Plaintiffs propose one alternative, government provision of free birth control, that could be achieved by a variety of methods: creation of a contraception insurance plan with free enrollment, direct compensation of contraception and sterilization providers, creation of a tax credit or deduction for contraceptive purchases, or imposition of a mandate on the contraception manufacturing industry to give its items away for free. Defendants argue Plaintiffs’ “misunderstand the nature of the ‘least restrictive means’ inquiry.”  According to Defendants, this inquiry should be limited to whether Plaintiffs and other similarly situated parties could be exempted without damaging Defendants’ compelling interest. 

It is, however, not Plaintiffs but Defendants who misunderstand the least restrictive means inquiry . . . . Despite their categorical argument, Defendants attempt to refute Plaintiffs’ proposed alternative. First, Defendants argue that because Plaintiffs’ alternative “would impose considerable new costs and other burdens on the Government and are otherwise impractical,” they should be rejected as not “feasible” or “plausible.”  Although a showing of impracticality is sufficient to refute the adequacy of a proposed alternative, Defendants have failed to make such a showing in this case. As Plaintiffs note, “the government already provides free contraception to women.”

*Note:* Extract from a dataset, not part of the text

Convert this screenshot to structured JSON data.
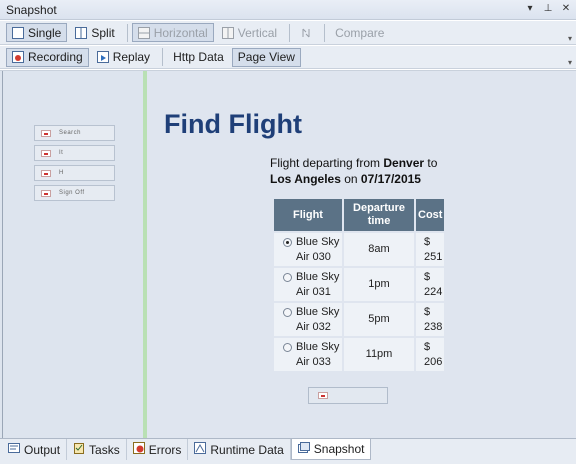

Defendants also argue Plaintiffs’ alternative would not adequately advance the government’s compelling interests. They acknowledge that Plaintiffs’ alternative would achieve the purpose of providing contraceptive services to women with no cost sharing, but argue that Plaintiffs’ alternative will not “ensur[e] that women will face minimal logistical and administrative obstacles to receiving coverage of their care.”  Although Plaintiffs argue that this amounts to a redefinition of Defendants’ compelling interest, it is instead a logical corollary thereto.   Nonetheless, Defendants have failed to adduce facts establishing that government provision of contraception services will necessarily entail logistical and administrative obstacles defeating the ultimate purpose of providing no-cost preventive health care coverage to women. Once again, the current existence of analogous programs heavily weighs against such an argument.

Defendants bear the burden of demonstrating that refusing to exempt Plaintiffs from the preventive care coverage mandate is the least restrictive means of furthering their compelling interest. Given the existence of government programs similar to Plaintiffs’ proposed alternative, the government has failed to meet this burden. (footnotes and citations omitted)

The case is Newland v. Sebelius.  I’ll have some further commentary about what this ruling might mean for the other law suits.  The bottom line is that plaintiffs which do not present the same substantial burden questions in other suits and that are able to convince a court to get to the merits (that is, to get past the ripeness obstacle) may have, as I’ve said before, some pretty good odds.